Smallholders are to receive technical support to facilitate their access to fertiliser and to use it appropriately.
Photo : © Adwo/Shutterstock

Smallholders to gain better access to fertiliser

The Board of Directors of the Africa Fertilizer Financing Mechanism (AFFM) has committed to mobilising funds for the implementation of the AFFM Strategic Plan 2022 - 2028 to improve the availability and appropriate use of fertiliser on the continent.

Access to finance will be through capital investment and policy reforms. Technical assistance will also be provided to improve smallholder farmers' access to and appropriate use of fertiliser.

Up to the end of 2022, trade credit guarantees totalling $8.8 million provided 5.3 times leverage, enabling the provision of 112,268 tonnes of fertiliser to 690,896 smallholder farmers in the four countries. Under these projects, 97 small and medium enterprises gained access to finance, and 138 companies, including fertiliser suppliers, hub-agro dealers and aggregators, and 20,987 smallholder farmers, benefited from capacity building

To scale up its trade credit guarantee investments, the AFFM has developed a pipeline of projects for implementation in 2023. These will be rolled out in Mozambique, Zimbabwe, Uganda, Kenya and Tanzania.

Beth Dunford, African Development Bank Vice President for Agriculture, Human and Social Development, said AFFM is one of the important vehicles for achieving the Bank’s Feed Africa Strategy objectives. “It is no surprise that AFFM has been instrumental in supporting the implementation of the bank’s African Emergency Food Production Facility. I’m proud to say that the bank has mobilised our agriculture expertise to roll out facility programmes in 24 African countries.”

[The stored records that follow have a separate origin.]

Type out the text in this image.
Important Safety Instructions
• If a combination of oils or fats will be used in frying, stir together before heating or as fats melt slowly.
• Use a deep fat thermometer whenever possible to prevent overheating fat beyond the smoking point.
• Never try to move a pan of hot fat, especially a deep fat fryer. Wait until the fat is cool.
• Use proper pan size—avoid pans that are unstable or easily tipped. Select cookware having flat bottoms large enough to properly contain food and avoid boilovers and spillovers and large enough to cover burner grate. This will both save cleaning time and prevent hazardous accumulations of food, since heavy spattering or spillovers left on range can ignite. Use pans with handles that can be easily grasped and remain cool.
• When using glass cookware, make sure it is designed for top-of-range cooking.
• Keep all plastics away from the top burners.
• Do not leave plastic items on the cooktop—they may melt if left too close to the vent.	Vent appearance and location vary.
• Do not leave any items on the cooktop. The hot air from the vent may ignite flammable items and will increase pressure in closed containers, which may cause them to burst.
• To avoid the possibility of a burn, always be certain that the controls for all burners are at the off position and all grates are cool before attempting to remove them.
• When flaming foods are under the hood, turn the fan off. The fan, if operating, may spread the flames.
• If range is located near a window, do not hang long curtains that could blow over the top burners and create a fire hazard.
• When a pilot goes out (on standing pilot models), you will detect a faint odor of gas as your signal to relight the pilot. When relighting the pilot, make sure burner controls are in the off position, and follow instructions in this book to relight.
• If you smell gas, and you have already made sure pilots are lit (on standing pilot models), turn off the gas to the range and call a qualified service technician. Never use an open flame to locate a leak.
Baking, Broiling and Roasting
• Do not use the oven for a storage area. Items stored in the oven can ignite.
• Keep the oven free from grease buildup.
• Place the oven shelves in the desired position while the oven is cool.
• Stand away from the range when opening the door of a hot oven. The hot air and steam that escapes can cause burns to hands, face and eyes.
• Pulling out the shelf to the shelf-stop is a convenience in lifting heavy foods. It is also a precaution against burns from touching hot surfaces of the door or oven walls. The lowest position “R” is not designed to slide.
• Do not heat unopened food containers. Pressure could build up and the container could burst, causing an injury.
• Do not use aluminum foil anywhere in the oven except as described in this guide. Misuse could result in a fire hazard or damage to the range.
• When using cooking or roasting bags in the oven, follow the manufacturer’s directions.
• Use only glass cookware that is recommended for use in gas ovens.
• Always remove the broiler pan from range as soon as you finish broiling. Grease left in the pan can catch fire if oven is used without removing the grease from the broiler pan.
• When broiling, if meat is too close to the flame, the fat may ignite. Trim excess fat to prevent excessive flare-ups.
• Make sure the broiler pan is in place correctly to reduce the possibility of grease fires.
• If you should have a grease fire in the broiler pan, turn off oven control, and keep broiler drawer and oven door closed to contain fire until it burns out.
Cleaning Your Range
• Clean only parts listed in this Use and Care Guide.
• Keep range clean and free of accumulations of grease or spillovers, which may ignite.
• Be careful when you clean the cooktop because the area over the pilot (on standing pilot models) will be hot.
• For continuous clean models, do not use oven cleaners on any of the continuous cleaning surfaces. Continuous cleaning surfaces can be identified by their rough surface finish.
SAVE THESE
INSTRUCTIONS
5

Ahead of the 2023 Africa Fertilizer and Soil Health Summit (AFSH), scheduled for June and July 2023 in Dakar, Senegal, Ambassador Josefa Sacko, African Union Commissioner for Agriculture, Rural Development, Blue Economy and Sustainable Environment and chair of the AFFM Governing Council, said that AFFM must be strengthened to support the implementation of decisions that would emerge from the summit. Janet Ademe, Head of Rural Development Division at the African Union Commission, spoke on Sacko’s behalf. The processes of sustainable production, distribution, use and management of fertilisers and soil health are critical for the transformation of African agriculture. All of these call for AFFM to undertake its function to avail appropriate financing instruments, which will allow the private sector to invest, and for African farmers to have access and appropriately use this important input in their continent’s agriculture.